En termes de prises de commande, les 9 premiers mois sont en ligne avec ce qui était prévu. Cela démontre que nos clients continuent à nous faire confiance et que ce que nous avons mis en place donne ses fruits. Le contrat SES 17, signé en septembre 2016, pour fournir des connexions internet dans les avions, est une nouvelle marque de confiance pour notre nouvelle génération de satellites électriques Spacebus Neo, après les contrats avec Eutelsat et la DGA.

2016 a aussi vu un important nombre de tirs effectués avec succès.

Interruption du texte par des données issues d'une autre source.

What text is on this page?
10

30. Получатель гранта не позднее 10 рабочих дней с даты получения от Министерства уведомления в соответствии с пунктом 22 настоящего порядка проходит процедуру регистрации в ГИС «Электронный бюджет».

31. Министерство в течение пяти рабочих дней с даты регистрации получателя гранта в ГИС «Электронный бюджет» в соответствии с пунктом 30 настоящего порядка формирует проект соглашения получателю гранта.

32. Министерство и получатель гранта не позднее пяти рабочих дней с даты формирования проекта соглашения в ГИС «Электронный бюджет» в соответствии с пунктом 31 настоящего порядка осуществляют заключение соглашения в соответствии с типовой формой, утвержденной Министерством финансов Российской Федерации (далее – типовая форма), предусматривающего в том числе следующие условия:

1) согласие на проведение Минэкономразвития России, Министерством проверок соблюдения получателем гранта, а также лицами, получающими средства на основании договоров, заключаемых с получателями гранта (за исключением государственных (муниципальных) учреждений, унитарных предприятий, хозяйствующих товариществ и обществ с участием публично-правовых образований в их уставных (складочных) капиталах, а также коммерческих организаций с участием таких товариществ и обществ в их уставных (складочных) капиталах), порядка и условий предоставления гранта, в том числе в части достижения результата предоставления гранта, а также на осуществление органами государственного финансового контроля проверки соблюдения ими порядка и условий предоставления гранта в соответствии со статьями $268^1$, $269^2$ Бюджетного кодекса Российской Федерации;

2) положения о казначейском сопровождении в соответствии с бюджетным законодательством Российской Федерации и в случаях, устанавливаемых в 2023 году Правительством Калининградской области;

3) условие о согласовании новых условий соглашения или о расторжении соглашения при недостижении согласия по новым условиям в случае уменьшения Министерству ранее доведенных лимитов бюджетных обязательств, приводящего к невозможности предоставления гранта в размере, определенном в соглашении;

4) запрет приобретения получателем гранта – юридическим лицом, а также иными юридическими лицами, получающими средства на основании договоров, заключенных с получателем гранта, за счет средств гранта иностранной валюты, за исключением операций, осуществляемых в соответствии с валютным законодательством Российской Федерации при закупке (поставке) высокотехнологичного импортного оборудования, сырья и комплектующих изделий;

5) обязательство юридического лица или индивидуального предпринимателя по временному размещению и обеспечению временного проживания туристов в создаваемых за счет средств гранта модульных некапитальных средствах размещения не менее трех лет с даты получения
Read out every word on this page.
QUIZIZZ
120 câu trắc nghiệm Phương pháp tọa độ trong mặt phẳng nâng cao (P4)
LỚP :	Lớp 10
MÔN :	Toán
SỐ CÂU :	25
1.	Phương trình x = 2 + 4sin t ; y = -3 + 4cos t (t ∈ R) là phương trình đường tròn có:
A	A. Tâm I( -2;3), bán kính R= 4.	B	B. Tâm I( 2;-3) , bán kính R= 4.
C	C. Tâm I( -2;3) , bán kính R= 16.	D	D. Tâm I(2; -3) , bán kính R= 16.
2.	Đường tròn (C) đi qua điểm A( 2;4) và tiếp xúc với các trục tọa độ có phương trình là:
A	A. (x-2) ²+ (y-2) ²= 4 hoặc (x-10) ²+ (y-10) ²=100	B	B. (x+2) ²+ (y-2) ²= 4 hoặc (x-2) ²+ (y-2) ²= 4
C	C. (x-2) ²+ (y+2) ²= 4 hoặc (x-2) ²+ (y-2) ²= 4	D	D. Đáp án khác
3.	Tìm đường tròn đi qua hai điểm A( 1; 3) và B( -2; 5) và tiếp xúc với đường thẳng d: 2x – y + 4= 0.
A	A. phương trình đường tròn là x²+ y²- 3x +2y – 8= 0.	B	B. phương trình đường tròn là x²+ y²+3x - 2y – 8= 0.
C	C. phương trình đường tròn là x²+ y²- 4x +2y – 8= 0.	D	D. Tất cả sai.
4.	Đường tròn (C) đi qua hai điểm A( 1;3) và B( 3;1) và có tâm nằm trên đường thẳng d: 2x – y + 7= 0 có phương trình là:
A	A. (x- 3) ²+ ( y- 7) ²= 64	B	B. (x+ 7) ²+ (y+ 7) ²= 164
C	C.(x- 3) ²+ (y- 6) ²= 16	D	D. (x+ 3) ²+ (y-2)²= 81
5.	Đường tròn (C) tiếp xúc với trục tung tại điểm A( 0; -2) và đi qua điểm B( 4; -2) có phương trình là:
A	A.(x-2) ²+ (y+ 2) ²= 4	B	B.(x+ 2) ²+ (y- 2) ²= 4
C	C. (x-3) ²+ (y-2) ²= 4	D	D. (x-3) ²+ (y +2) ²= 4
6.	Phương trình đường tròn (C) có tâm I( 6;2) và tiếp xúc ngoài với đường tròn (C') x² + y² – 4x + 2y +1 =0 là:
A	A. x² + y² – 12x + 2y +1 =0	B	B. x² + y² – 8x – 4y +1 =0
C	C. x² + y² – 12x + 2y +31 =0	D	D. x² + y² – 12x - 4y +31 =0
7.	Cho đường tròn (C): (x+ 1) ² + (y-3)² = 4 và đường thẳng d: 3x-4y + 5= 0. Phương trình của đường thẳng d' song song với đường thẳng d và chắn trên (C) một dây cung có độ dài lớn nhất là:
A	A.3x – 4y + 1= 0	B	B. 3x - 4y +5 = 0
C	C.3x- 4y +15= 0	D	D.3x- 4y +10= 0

De par mon poste à la tête des programmes radiofréquences et altimétrie, je suis très fier des tirs Jason 3 et Sentinelle-3A car il y avait des altimètres à bord (un instrument de mesure permettant de déterminer la distance verticale entre un point et une surface de référence). Avoir réussi à livrer les satellites Iridium dans les temps est également un succès pour Thales Alenia Space.

Avez-vous recruté ?

Nous avons recruté 400 personnes en 2016, réparties sur les sites de Toulouse et Cannes, dont 40 % de femmes. Notre société devenant de plus en plus européenne (Italie, Espagne, Angleterre, Pologne, Suisse avec l'acquisition de la division optoélectronique de Ruag), nous sommes également à la recherche de talents à l'étranger.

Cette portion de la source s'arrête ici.